Raphaël CZARNY – Un quartier de Reims

RaphaelCzarny

On se rendra compte, une fois assis à l’une des deux terrasses de la place du Forum, qui marque l’un des centres informels de la cité, que Reims, première ville de Champagne-Ardennes, comprend parmi sa population un nombre relativement élevé de jolies jeunes femmes. Pour peu que l’on soit fondu de sociologie de comptoir, on dira que ces jolies jeunes femmes en Ray-Ban Wayfarer semblent majoritairement originaires de Paris, tant elles ressemblent à celles qui peuplent les cafés du Vème ou du VIème arrondissement parisien. Précisons : la terrasse du « Edgar », bistro qu’on qualifierait volontiers de bourgeois-bohème si le terme n’était pas aussi connoté, semble légèrement mieux lotie que sa rivale, celle du « Général », bar-tabac de qualité.

On retiendra également que Reims compte parmi ses habitants un pourcentage tout à fait significatif de punks à chiens – encore que certains punks n’aient pas de chiens –, et que ceux-ci se concentrent tout particulièrement au nord-ouest de la place du Forum, dans la rue du docteur Jacquin, entre le daily Monop’ et le Monop’ lui-même – sans doute parce que ces deux magasins aux prix plutôt prohibitifs sont fréquentés par une clientèle suffisamment aisée pour céder avec un sourire poli une petite pièce, quelques cigarettes voire, pour les plus enthousiastes, une ou deux bouteilles sorties d’un pack de bière premier prix.

Le trajet qui mène de la gare de Reims à la place du Forum forme une sorte de « L » dont la barre verticale, légèrement inclinée, fait de l’intersection entre les deux segments un angle légèrement obtus : à cet endroit se trouve la mairie, de style Renaissance, bâtie au 17ème siècle et complétée au 19ème, incendiée en 1917 et reconstruite entre 1924 et 1927, munie d’un assez joli beffroi sous lequel Louis XIII, à cheval comme il se doit, regarde vers l’horizon. La place de la Mairie n’a presque aucun intérêt, à part la Mairie, son parking, et trois magasins de pompes funèbres. En vitrine de l’un d’entre eux, Christophe B., croque-mort avenant aux cheveux poivre et sel, voudrait que vos obsèques se déroulent comme prévues.

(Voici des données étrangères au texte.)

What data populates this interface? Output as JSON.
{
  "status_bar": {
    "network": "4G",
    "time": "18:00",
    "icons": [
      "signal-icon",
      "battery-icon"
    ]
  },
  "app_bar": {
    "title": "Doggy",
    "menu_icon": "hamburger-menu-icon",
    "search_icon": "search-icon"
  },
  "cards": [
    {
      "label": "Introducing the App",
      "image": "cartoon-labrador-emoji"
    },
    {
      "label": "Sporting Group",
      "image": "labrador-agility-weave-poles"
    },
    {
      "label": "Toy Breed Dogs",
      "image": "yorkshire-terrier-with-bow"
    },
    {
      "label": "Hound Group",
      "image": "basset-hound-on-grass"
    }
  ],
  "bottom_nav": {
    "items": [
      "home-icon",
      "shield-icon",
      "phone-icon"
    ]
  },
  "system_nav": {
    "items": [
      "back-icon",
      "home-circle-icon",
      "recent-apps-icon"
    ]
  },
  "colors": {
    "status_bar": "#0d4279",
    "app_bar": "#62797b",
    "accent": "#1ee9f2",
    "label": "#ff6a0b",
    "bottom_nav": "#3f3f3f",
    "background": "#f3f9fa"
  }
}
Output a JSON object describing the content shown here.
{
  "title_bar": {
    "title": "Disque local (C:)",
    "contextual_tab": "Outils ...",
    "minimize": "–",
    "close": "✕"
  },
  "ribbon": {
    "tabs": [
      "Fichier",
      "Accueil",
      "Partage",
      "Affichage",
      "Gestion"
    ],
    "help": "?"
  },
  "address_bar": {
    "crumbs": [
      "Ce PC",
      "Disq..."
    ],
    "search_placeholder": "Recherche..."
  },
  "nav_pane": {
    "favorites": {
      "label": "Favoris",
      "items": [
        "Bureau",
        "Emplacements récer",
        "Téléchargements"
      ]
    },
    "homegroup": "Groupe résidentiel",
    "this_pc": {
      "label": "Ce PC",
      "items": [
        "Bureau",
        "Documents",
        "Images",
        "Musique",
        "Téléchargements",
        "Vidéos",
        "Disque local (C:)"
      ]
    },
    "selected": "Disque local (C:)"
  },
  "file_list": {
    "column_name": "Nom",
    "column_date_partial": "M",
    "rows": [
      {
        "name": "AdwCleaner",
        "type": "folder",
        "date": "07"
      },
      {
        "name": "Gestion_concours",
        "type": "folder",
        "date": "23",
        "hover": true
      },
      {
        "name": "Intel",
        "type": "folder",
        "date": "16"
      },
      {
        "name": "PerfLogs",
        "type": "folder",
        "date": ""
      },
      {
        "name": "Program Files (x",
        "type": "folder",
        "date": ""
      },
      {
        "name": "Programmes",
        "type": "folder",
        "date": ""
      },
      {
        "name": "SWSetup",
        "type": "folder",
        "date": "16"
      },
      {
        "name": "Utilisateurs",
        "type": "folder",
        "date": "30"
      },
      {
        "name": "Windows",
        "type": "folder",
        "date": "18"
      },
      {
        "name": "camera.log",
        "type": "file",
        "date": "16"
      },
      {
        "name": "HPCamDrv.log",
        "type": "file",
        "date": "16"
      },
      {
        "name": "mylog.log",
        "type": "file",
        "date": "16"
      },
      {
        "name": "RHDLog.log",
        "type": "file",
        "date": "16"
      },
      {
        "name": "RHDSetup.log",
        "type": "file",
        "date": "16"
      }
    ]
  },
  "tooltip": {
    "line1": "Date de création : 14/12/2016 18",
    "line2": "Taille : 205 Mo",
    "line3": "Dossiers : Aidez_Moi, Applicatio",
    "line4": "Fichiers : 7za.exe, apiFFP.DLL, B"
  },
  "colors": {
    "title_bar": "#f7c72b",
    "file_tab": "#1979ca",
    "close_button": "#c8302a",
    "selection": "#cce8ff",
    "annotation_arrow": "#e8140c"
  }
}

Pour rejoindre la place du Forum et enfin vous asseoir aux terrasses où se trouvent les jolies jeunes femmes, prenez donc la rue Colbert. Le grand homme est né à deux pas d’ici, mais la maison où il vit le jour n’existe plus : au rez-de-chaussée, c’est une agence d’intérim « Adecco », devant laquelle vous pourrez songer à la politique économique et navale de la France du Roi-Soleil. Parvenu au milieu de la rue Colbert, vous êtes sur la place du Forum. Si vous continuez votre route le long de la barre horizontale de ce « L » tordu, vous arriverez sur la Place Royale, au milieu de laquelle se dresse une statue en pied, en toge et en bronze de Louis XV, « le meilleur des rois ». La Place Royale fait indéniablement penser, par son pavement et son architecture classique, à la Place Vendôme, à ceci près que vous ne trouveriez certainement pas sur les côtés de la Place Vendôme, un magasin « Leclerc Jean’s », un bar-tabac et des agences immobilières. Si on se fie à ce « L »-là, on en déduira peut-être que Reims ressemble vraiment à Paris, en plus modeste ; comme une vitrine ironiquement réduite de la capitale. On n’aura pas tout à fait tort.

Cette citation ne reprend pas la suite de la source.